Leonardo Jardim mexeu no desenho tático do Mengão e fez a arquibancada respirar diferente. O técnico tem testado movimentações mais compactas no meio-campo, buscando equilíbrio entre criação e recuperação de bola, e isso abriu uma briga clara por posições no time titular. A proposta encaixa pressão alta com transição rápida, deixando as pontas e o meia-atacante em posição de decisão. Para o torcedor, é sinal de que a concorrência interna vai subir — e muito — nas próximas rodadas.
O que muda no esquema
O ajuste mais evidente foi a adaptação para um 4-2-3-1 com dois homens de contenção e uma linha de três à frente, ocupando os corredores e o eixo central. Essa variação exige meias mais inteligentes na recomposição e atacantes com dinâmica para fechar espaços e abrir linhas de passe. No ataque, a referência precisa fazer movimentos de arrastamento para liberar infiltrações dos meias e pontas. Defensivamente, o time ficou mais curto, permitindo que a equipe recupere a bola mais perto da área adversária. A mudança também traz mais rotatividade, com opções do banco participando com mais frequência.

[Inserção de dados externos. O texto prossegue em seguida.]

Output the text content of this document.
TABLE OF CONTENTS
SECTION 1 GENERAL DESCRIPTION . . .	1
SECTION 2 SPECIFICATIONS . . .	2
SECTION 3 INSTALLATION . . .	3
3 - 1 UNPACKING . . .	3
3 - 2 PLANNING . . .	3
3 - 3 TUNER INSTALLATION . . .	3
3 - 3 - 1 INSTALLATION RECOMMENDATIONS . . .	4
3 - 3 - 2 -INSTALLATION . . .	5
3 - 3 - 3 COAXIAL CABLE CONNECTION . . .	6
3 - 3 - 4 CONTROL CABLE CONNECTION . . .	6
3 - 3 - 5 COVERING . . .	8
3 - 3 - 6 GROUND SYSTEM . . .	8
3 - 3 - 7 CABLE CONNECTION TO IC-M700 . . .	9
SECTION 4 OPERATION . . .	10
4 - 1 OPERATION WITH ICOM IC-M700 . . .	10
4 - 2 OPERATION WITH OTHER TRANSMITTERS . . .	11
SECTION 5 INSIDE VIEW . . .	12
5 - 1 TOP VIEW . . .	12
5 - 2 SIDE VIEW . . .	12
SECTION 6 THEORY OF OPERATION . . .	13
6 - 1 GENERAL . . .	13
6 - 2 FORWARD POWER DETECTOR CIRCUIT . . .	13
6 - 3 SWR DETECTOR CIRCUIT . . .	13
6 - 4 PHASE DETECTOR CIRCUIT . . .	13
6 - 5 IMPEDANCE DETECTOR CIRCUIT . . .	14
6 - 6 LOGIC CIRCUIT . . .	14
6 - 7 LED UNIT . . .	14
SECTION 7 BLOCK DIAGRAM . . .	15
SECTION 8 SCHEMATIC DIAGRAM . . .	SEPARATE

Impacto em jogadores-chave
Gabriel Barbosa (atacante, Flamengo) vê a mudança exigir maior participação em jogadas de ligação, saindo da área para receber e arrastar os zagueiros. Bruno Henrique (atacante, Flamengo) ganha chances por sua aproximação e velocidade, que se encaixam bem na nova proposta de transição. Giorgian de Arrascaeta (meia ofensivo, Flamengo) passa a ter papel central na criação, com mais liberdade para girar entre as linhas e servir as pontas. A rotação promete dar oportunidades a jovens da base e trazer concorrência saudável entre os veteranos. Treinamentos têm mostrado que a disputa agora não é só por talento, mas por adaptação tática.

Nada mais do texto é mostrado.